Loch Ness Monster: Scientists to reveal 'plausible' theory

NZ scientist's big reveal: Does Nessie exist?

The mystery around Scotland's fabled Loch Ness monster may have finally been solved - with scientists suggesting it could well eel.

Urquhart Castle on the shores of Loch Ness.

Professor Neil Gemmell, a geneticist from New Zealand's University of Otago, told reporters in London that an intensive analysis was carried out on traces of DNA in the Loch's icy waters.

A popular photo of the Loch Ness Monster taken in 1934 abides in the public conscious as the image of the "monster".

They found no evidence that the lake harbors a prehistoric reptile, and no DNA from sharks, catfish or sturgeons, some of the other animals put forth to explain the myth.

Catfish and suggestions that a wandering Greenland shark were behind the sightings were also discounted.

Speaking at a press conference early Thursday morning, New Zealand researcher Neil Gemmell gave his "plausible" explanation for what people may have seen in the past, but added that it is most certainly not a dinosaur.

"We can't find any evidence of a creature that's remotely related to that in our environmental-DNA sequence data", Gemmell said, according to the BBC.

The eDNA approach works by sampling the water from the loch and sequencing the DNA from the little bits of shed fur, skin and scales found there.

However, the research did not find evidence of Jurassic-age reptiles such as a plesiosaur, one theory of what was behind more than 1000 reported sightings dating back to the 6th century AD.

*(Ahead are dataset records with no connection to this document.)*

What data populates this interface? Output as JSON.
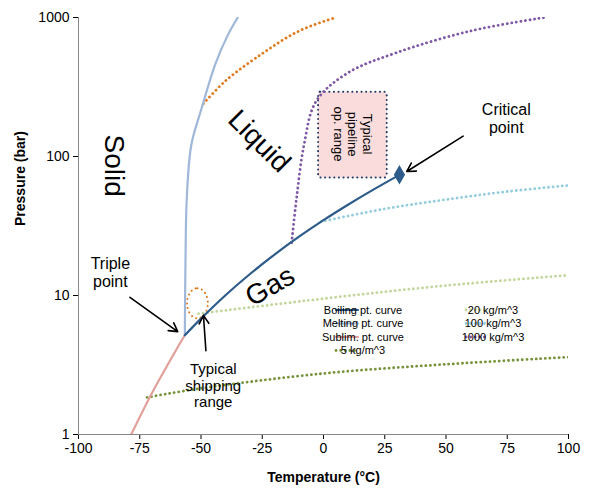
{
  "chart_data": {
    "type": "line",
    "x_label": "Temperature (°C)",
    "y_label": "Pressure (bar)",
    "xlim": [
      -100,
      100
    ],
    "xticks": [
      -100,
      -75,
      -50,
      -25,
      0,
      25,
      50,
      75,
      100
    ],
    "ylim": [
      1,
      1000
    ],
    "yticks": [
      1,
      10,
      100,
      1000
    ],
    "log": "y",
    "grid": false,
    "legend": "bottom-right",
    "series": [
      {
        "name": "Boiling pt. curve",
        "color": "#2e5c8a",
        "line_style": "solid",
        "x": [
          -56.6,
          -50,
          -40,
          -30,
          -20,
          -10,
          0,
          10,
          20,
          31
        ],
        "values": [
          5.18,
          6.82,
          10.05,
          14.28,
          19.7,
          26.5,
          34.85,
          45,
          57.3,
          73.8
        ]
      },
      {
        "name": "Melting pt. curve",
        "color": "#9fb8da",
        "line_style": "solid",
        "x": [
          -56.6,
          -56.3,
          -55.8,
          -54,
          -50,
          -44,
          -39,
          -35
        ],
        "values": [
          5.18,
          20,
          50,
          120,
          215,
          470,
          750,
          1000
        ]
      },
      {
        "name": "Sublim. pt. curve",
        "color": "#e3a09b",
        "line_style": "solid",
        "x": [
          -78.5,
          -70,
          -60,
          -56.6
        ],
        "values": [
          1,
          1.99,
          4.1,
          5.18
        ]
      },
      {
        "name": "5 kg/m^3",
        "color": "#77933c",
        "line_style": "dotted",
        "x": [
          -72,
          -50,
          0,
          50,
          100
        ],
        "values": [
          1.85,
          2.15,
          2.75,
          3.2,
          3.6
        ]
      },
      {
        "name": "20 kg/m^3",
        "color": "#c3d69b",
        "line_style": "dotted",
        "x": [
          -51,
          0,
          50,
          100
        ],
        "values": [
          7.4,
          9.5,
          11.8,
          14
        ]
      },
      {
        "name": "100 kg/m^3",
        "color": "#93cddd",
        "line_style": "dotted",
        "x": [
          -1,
          25,
          50,
          75,
          100
        ],
        "values": [
          34,
          42,
          49,
          56,
          62
        ]
      },
      {
        "name": "1000 kg/m^3",
        "color": "#7e57a5",
        "line_style": "dotted",
        "x": [
          -13,
          -11,
          -8,
          -3,
          10,
          30,
          60,
          90
        ],
        "values": [
          24,
          50,
          120,
          250,
          400,
          560,
          800,
          1000
        ]
      },
      {
        "color": "#e07b20",
        "line_style": "dotted",
        "x": [
          -49,
          -40,
          -25,
          -10,
          5
        ],
        "values": [
          240,
          350,
          550,
          800,
          1000
        ]
      }
    ],
    "critical_point": {
      "x": 31,
      "y": 73.8,
      "marker": "diamond",
      "color": "#2e5c8a"
    },
    "regions": [
      {
        "x": [
          -55.5,
          -47
        ],
        "y": [
          6.8,
          11.2
        ],
        "color": "#e07b20",
        "line_style": "dotted",
        "marker": "ellipse"
      },
      {
        "x": [
          -2,
          26
        ],
        "y": [
          70,
          290
        ],
        "color": "#1f3864",
        "fill": "#fadcdc",
        "line_style": "dotted",
        "marker": "rectangle"
      }
    ],
    "annotations": [
      {
        "text": "Solid",
        "x": -85,
        "y": 86
      },
      {
        "text": "Liquid",
        "x": -26,
        "y": 130
      },
      {
        "text": "Gas",
        "x": -22,
        "y": 11.8
      },
      {
        "text": "Triple\npoint",
        "x": -87,
        "y": 14.6,
        "arrow_from": [
          -79,
          9.7
        ],
        "arrow_to": [
          -59.5,
          5.5
        ]
      },
      {
        "text": "Critical\npoint",
        "x": 74.6,
        "y": 188,
        "arrow_from": [
          57,
          140
        ],
        "arrow_to": [
          34,
          78
        ]
      },
      {
        "text": "Typical\nshipping\nrange",
        "x": -45,
        "y": 2.25,
        "arrow_from": [
          -48,
          4.0
        ],
        "arrow_to": [
          -49,
          7.2
        ]
      },
      {
        "text": "Typical\npipeline\nop. range",
        "x": 12,
        "y": 145
      }
    ]
  }
}
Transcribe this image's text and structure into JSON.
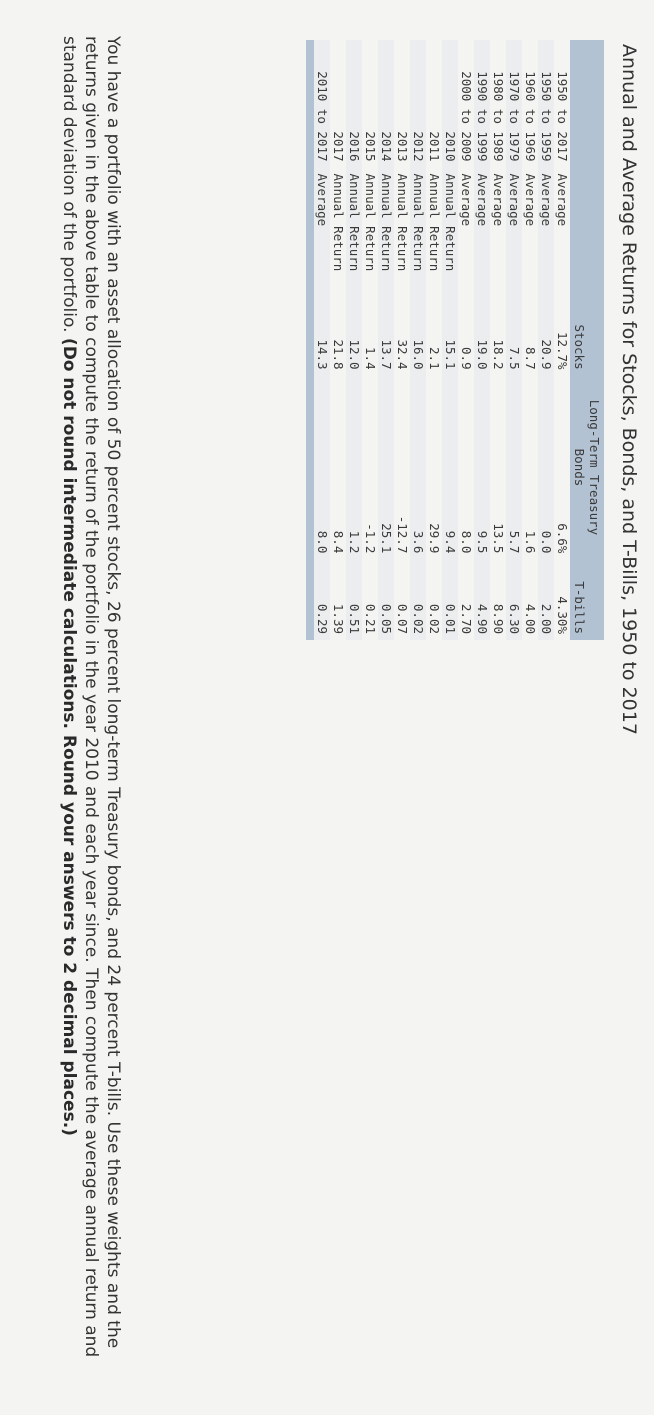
{
  "header": {
    "title": "Annual and Average Returns for Stocks, Bonds, and T-Bills, 1950 to 2017"
  },
  "table": {
    "columns": {
      "stocks": "Stocks",
      "bonds_line1": "Long-Term Treasury",
      "bonds_line2": "Bonds",
      "tbills": "T-bills"
    },
    "rows": [
      [
        "1950 to 2017",
        "Average",
        "12.7%",
        "6.6%",
        "4.30%"
      ],
      [
        "1950 to 1959",
        "Average",
        "20.9",
        "0.0",
        "2.00"
      ],
      [
        "1960 to 1969",
        "Average",
        "8.7",
        "1.6",
        "4.00"
      ],
      [
        "1970 to 1979",
        "Average",
        "7.5",
        "5.7",
        "6.30"
      ],
      [
        "1980 to 1989",
        "Average",
        "18.2",
        "13.5",
        "8.90"
      ],
      [
        "1990 to 1999",
        "Average",
        "19.0",
        "9.5",
        "4.90"
      ],
      [
        "2000 to 2009",
        "Average",
        "0.9",
        "8.0",
        "2.70"
      ],
      [
        "2010",
        "Annual Return",
        "15.1",
        "9.4",
        "0.01"
      ],
      [
        "2011",
        "Annual Return",
        "2.1",
        "29.9",
        "0.02"
      ],
      [
        "2012",
        "Annual Return",
        "16.0",
        "3.6",
        "0.02"
      ],
      [
        "2013",
        "Annual Return",
        "32.4",
        "-12.7",
        "0.07"
      ],
      [
        "2014",
        "Annual Return",
        "13.7",
        "25.1",
        "0.05"
      ],
      [
        "2015",
        "Annual Return",
        "1.4",
        "-1.2",
        "0.21"
      ],
      [
        "2016",
        "Annual Return",
        "12.0",
        "1.2",
        "0.51"
      ],
      [
        "2017",
        "Annual Return",
        "21.8",
        "8.4",
        "1.39"
      ],
      [
        "2010 to 2017",
        "Average",
        "14.3",
        "8.0",
        "0.29"
      ]
    ]
  },
  "question": {
    "text": "You have a portfolio with an asset allocation of 50 percent stocks, 26 percent long-term Treasury bonds, and 24 percent T-bills. Use these weights and the returns given in the above table to compute the return of the portfolio in the year 2010 and each year since. Then compute the average annual return and standard deviation of the portfolio.",
    "instruction": "(Do not round intermediate calculations. Round your answers to 2 decimal places.)"
  }
}
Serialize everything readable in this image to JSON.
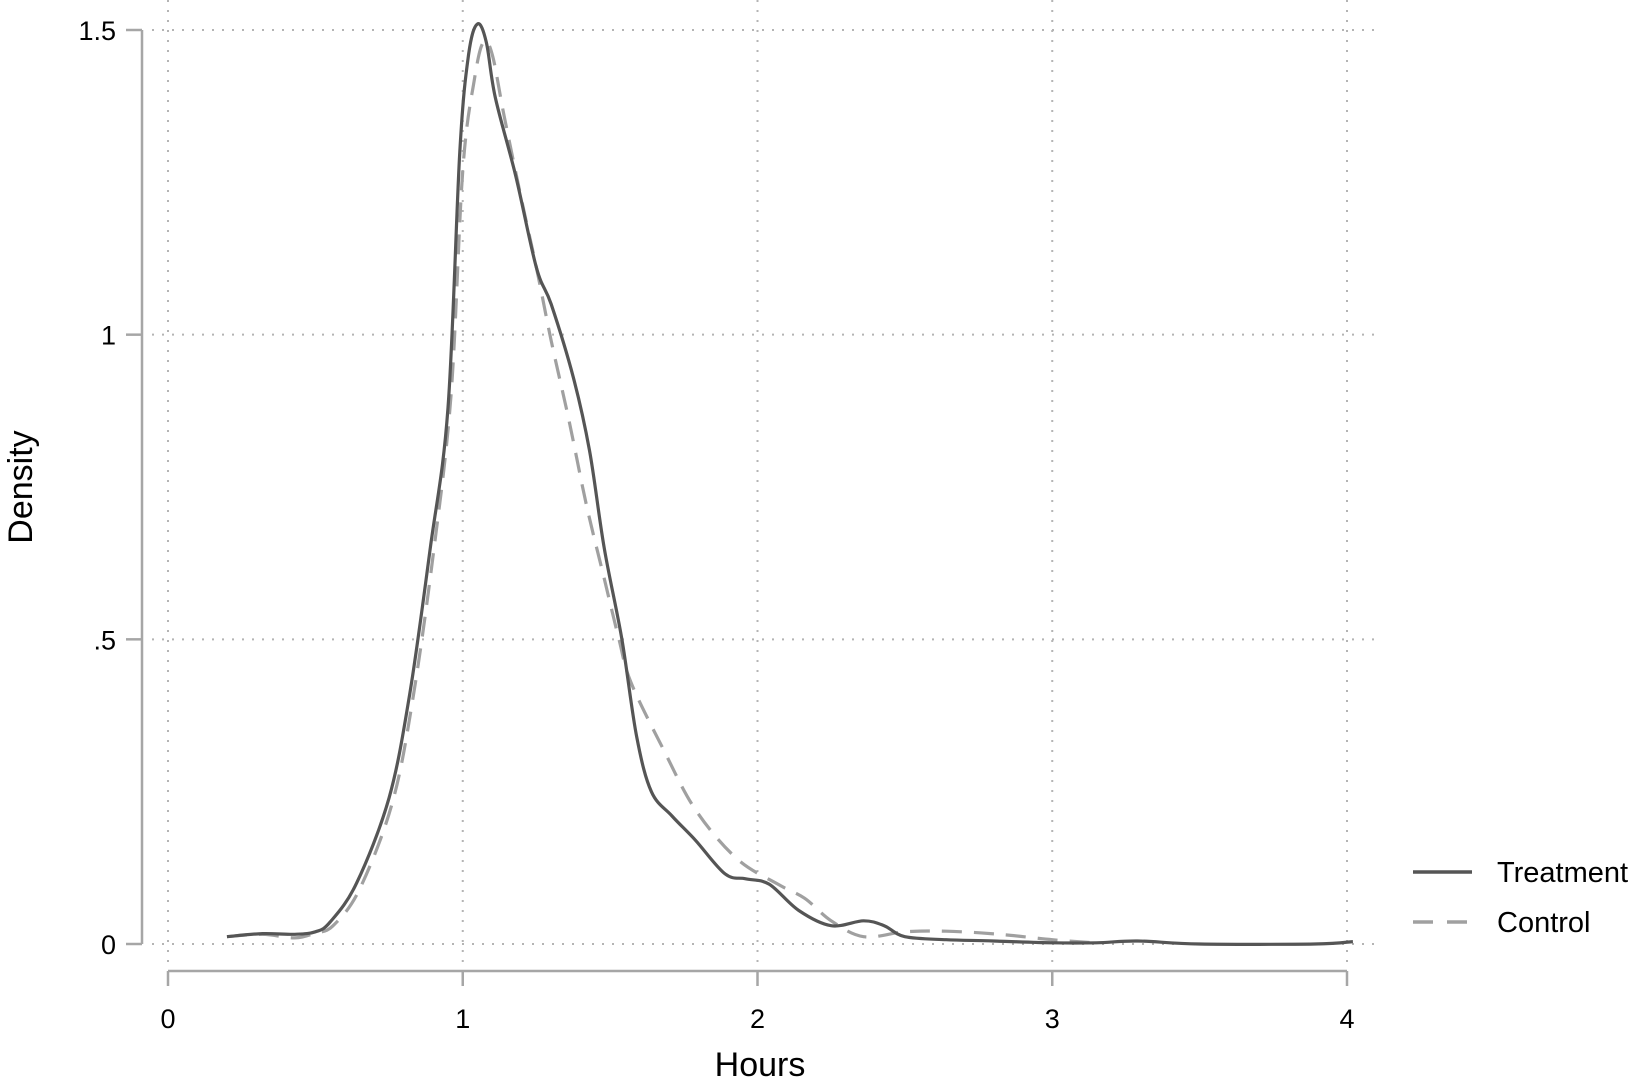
{
  "chart_data": {
    "type": "line",
    "title": "",
    "xlabel": "Hours",
    "ylabel": "Density",
    "xlim": [
      0,
      4
    ],
    "ylim": [
      0,
      1.5
    ],
    "x_ticks": [
      0,
      1,
      2,
      3,
      4
    ],
    "x_tick_labels": [
      "0",
      "1",
      "2",
      "3",
      "4"
    ],
    "y_ticks": [
      0,
      0.5,
      1,
      1.5
    ],
    "y_tick_labels": [
      "0",
      ".5",
      "1",
      "1.5"
    ],
    "grid": true,
    "grid_style": "dotted",
    "legend_position": "right",
    "series": [
      {
        "name": "Treatment",
        "style": "solid",
        "color": "#555555",
        "x": [
          0.2,
          0.32,
          0.43,
          0.5,
          0.55,
          0.64,
          0.75,
          0.82,
          0.89,
          0.95,
          0.99,
          1.02,
          1.05,
          1.08,
          1.11,
          1.18,
          1.25,
          1.3,
          1.375,
          1.43,
          1.48,
          1.54,
          1.59,
          1.64,
          1.71,
          1.79,
          1.89,
          1.96,
          2.04,
          2.14,
          2.25,
          2.36,
          2.43,
          2.5,
          2.64,
          2.8,
          3.0,
          3.15,
          3.29,
          3.5,
          3.89,
          4.02
        ],
        "y": [
          0.012,
          0.017,
          0.016,
          0.02,
          0.036,
          0.1,
          0.24,
          0.41,
          0.65,
          0.88,
          1.3,
          1.46,
          1.51,
          1.48,
          1.39,
          1.26,
          1.11,
          1.05,
          0.93,
          0.81,
          0.65,
          0.5,
          0.34,
          0.25,
          0.21,
          0.17,
          0.115,
          0.107,
          0.098,
          0.055,
          0.03,
          0.038,
          0.03,
          0.012,
          0.007,
          0.005,
          0.002,
          0.002,
          0.005,
          0.0,
          0.0,
          0.004
        ]
      },
      {
        "name": "Control",
        "style": "dashed",
        "color": "#a0a0a0",
        "x": [
          0.2,
          0.32,
          0.43,
          0.5,
          0.56,
          0.65,
          0.76,
          0.83,
          0.9,
          0.96,
          1.0,
          1.04,
          1.07,
          1.1,
          1.14,
          1.2,
          1.25,
          1.3,
          1.36,
          1.42,
          1.48,
          1.53,
          1.57,
          1.68,
          1.79,
          1.93,
          2.07,
          2.16,
          2.25,
          2.36,
          2.5,
          2.64,
          2.82,
          3.0,
          3.14
        ],
        "y": [
          0.012,
          0.016,
          0.01,
          0.018,
          0.03,
          0.09,
          0.23,
          0.4,
          0.64,
          0.9,
          1.27,
          1.42,
          1.48,
          1.46,
          1.36,
          1.22,
          1.11,
          0.99,
          0.86,
          0.72,
          0.6,
          0.5,
          0.43,
          0.32,
          0.22,
          0.14,
          0.098,
          0.075,
          0.038,
          0.012,
          0.02,
          0.021,
          0.016,
          0.007,
          0.002
        ]
      }
    ]
  },
  "axes": {
    "x_title": "Hours",
    "y_title": "Density"
  },
  "legend": {
    "items": [
      {
        "label": "Treatment",
        "style": "solid"
      },
      {
        "label": "Control",
        "style": "dashed"
      }
    ]
  },
  "colors": {
    "treatment": "#555555",
    "control": "#a0a0a0",
    "axis": "#a6a6a6",
    "grid": "#b4b4b4"
  }
}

A tourist boat is seen on Loch Ness in Drumnadrochit Scotland Sept. 5 2019
A tourist boat is seen on Loch Ness in Drumnadrochit Scotland Sept. 5 2019

"We can collect that DNA and obtain a very accurate indication of what the species was that shed that material, and over time you can collect quite a large body of information from literally a liter of water", he said.

Gemmell said his team had analyzed the water samples for environmental DNA that creatures shed as they move through an environment.

They have now been studied and the research project has now said Nessie is in fact probably a massive EEL.

Gemmell said that as an "element of doubt" remains, "there'll still be plenty of people who want to believe" in the Loch Ness monster.

Mr Feltham, who made childhood visits to the Highlands and moved from Dorset nearly 30 years ago to look for Nessie, said he had seen seals in Loch Ness.

"I felt like for 25 years of my academic career, I'd only just realised how I could be smart about it".

Mr Campbell said tourism that had developed around the story of the monster would be unaffected by the new study.

However, wider interest in the monster was not sparked until 1933 after a road was built along the loch, making it far less isolated.

Tourists take a cruise aboard the "Nessie Hunter" boat on Loch Ness in the Scottish Highlands.

The most recent attempt was three years ago when a high-tech marine drone found a monster - but not the one it was looking for. It inspires books, TV shows and films, and sustains a major tourism industry around its home.